Quotas not the Solution to Improving Gender Balance in Boardrooms
The Malta Chamber concurs with the Maltese Government’s decision to oppose plans by the European Commission to impose a 40% quota for female board representation on publicly-listed companies by 2020.
“The Malta Chamber believes that merit, experience and achievement should be the most important qualifications for any post, and most definitely not gender”, Malta Chamber President Tancred Tabone affirms.
As Malta Chamber President Mr. Tancred Tabone had explained in a meeting with European Commissioner Viviane Reding back in June, the Malta Chamber recognises the importance of the contribution of women in the business world and also the need to expand the barriers of our economic capabilities by incorporating more women in the labour force.

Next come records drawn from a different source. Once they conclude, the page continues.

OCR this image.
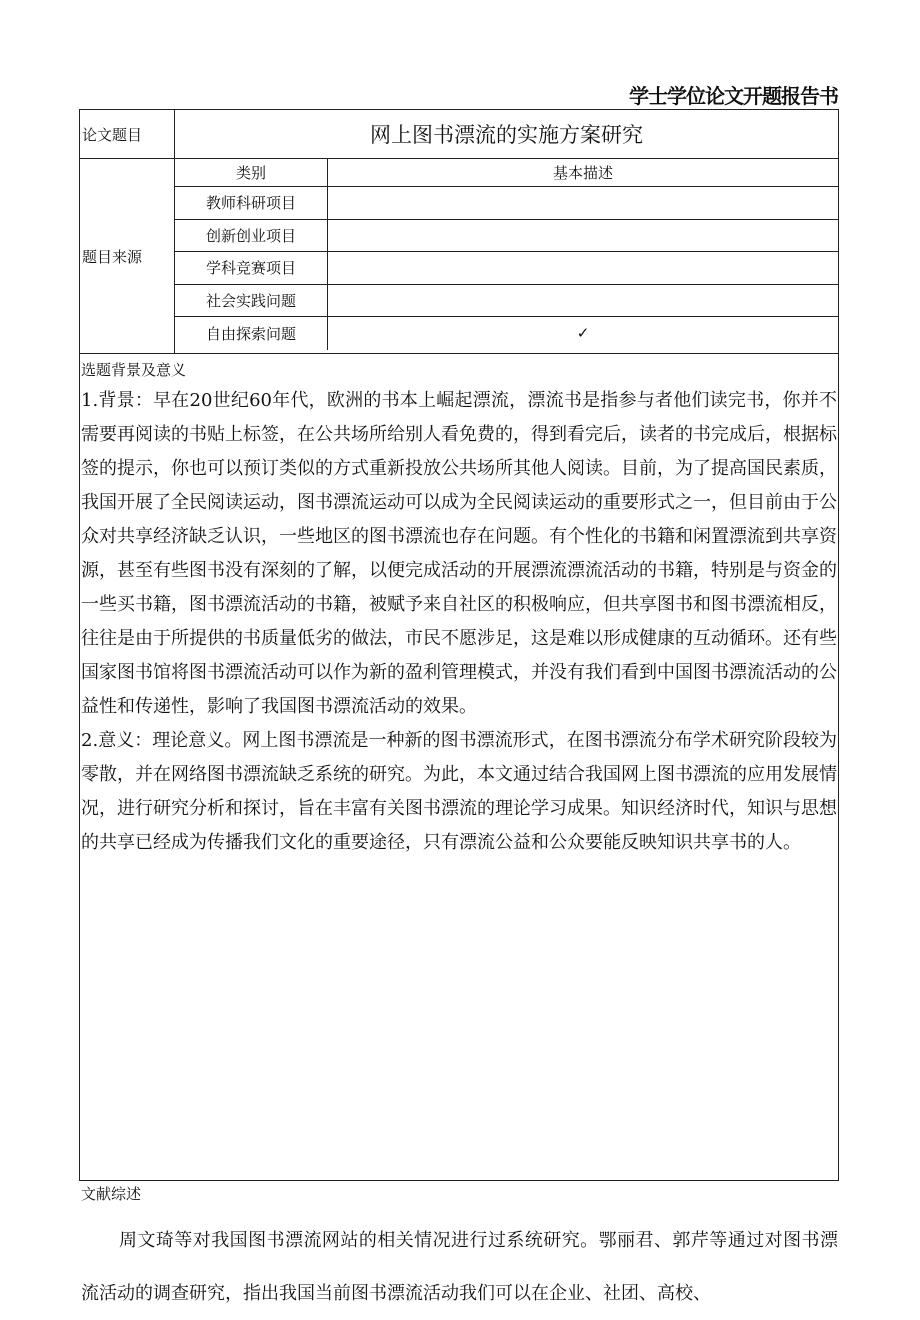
学士学位论文开题报告书
论文题目	网上图书漂流的实施方案研究
题目来源
类别	基本描述
教师科研项目
创新创业项目
学科竞赛项目
社会实践问题
自由探索问题	✓
选题背景及意义

1.背景：早在20世纪60年代，欧洲的书本上崛起漂流，漂流书是指参与者他们读完书，你并不需要再阅读的书贴上标签，在公共场所给别人看免费的，得到看完后，读者的书完成后，根据标签的提示，你也可以预订类似的方式重新投放公共场所其他人阅读。目前，为了提高国民素质，我国开展了全民阅读运动，图书漂流运动可以成为全民阅读运动的重要形式之一，但目前由于公众对共享经济缺乏认识，一些地区的图书漂流也存在问题。有个性化的书籍和闲置漂流到共享资源，甚至有些图书没有深刻的了解，以便完成活动的开展漂流漂流活动的书籍，特别是与资金的一些买书籍，图书漂流活动的书籍，被赋予来自社区的积极响应，但共享图书和图书漂流相反，往往是由于所提供的书质量低劣的做法，市民不愿涉足，这是难以形成健康的互动循环。还有些国家图书馆将图书漂流活动可以作为新的盈利管理模式，并没有我们看到中国图书漂流活动的公益性和传递性，影响了我国图书漂流活动的效果。

2.意义：理论意义。网上图书漂流是一种新的图书漂流形式，在图书漂流分布学术研究阶段较为零散，并在网络图书漂流缺乏系统的研究。为此，本文通过结合我国网上图书漂流的应用发展情况，进行研究分析和探讨，旨在丰富有关图书漂流的理论学习成果。知识经济时代，知识与思想的共享已经成为传播我们文化的重要途径，只有漂流公益和公众要能反映知识共享书的人。

文献综述

周文琦等对我国图书漂流网站的相关情况进行过系统研究。鄂丽君、郭芹等通过对图书漂流活动的调查研究，指出我国当前图书漂流活动我们可以在企业、社团、高校、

However, it reiterates its position that quotas are not adequately addressing the need to improve gender balance on board seats. Mr. Tabone explained that measures to impose a standard and uniform scenario on Europe as a whole may not apply to Malta. This is due to cultural issues as well as the availability of support structures for professional mothers.
Furthermore, with quotas taking precedence over skills and competences, females may be given jobs on the basis of gender rather than academic qualifications and merit. The Malta Chamber believes that this may in turn hinder women’s long-term career progression. Also, from a business perspective, setting mandatory quotas will force entrepreneurs to get sidetracked from making decisions in the interest of their companies.
The Malta Chamber believes that ultimately the ideal approach would be to implement measures which encourage a natural rise in the number of women at the decision-making level. These would include measures or incentives for females to retain their employment and help strike a balance between work and family commitments.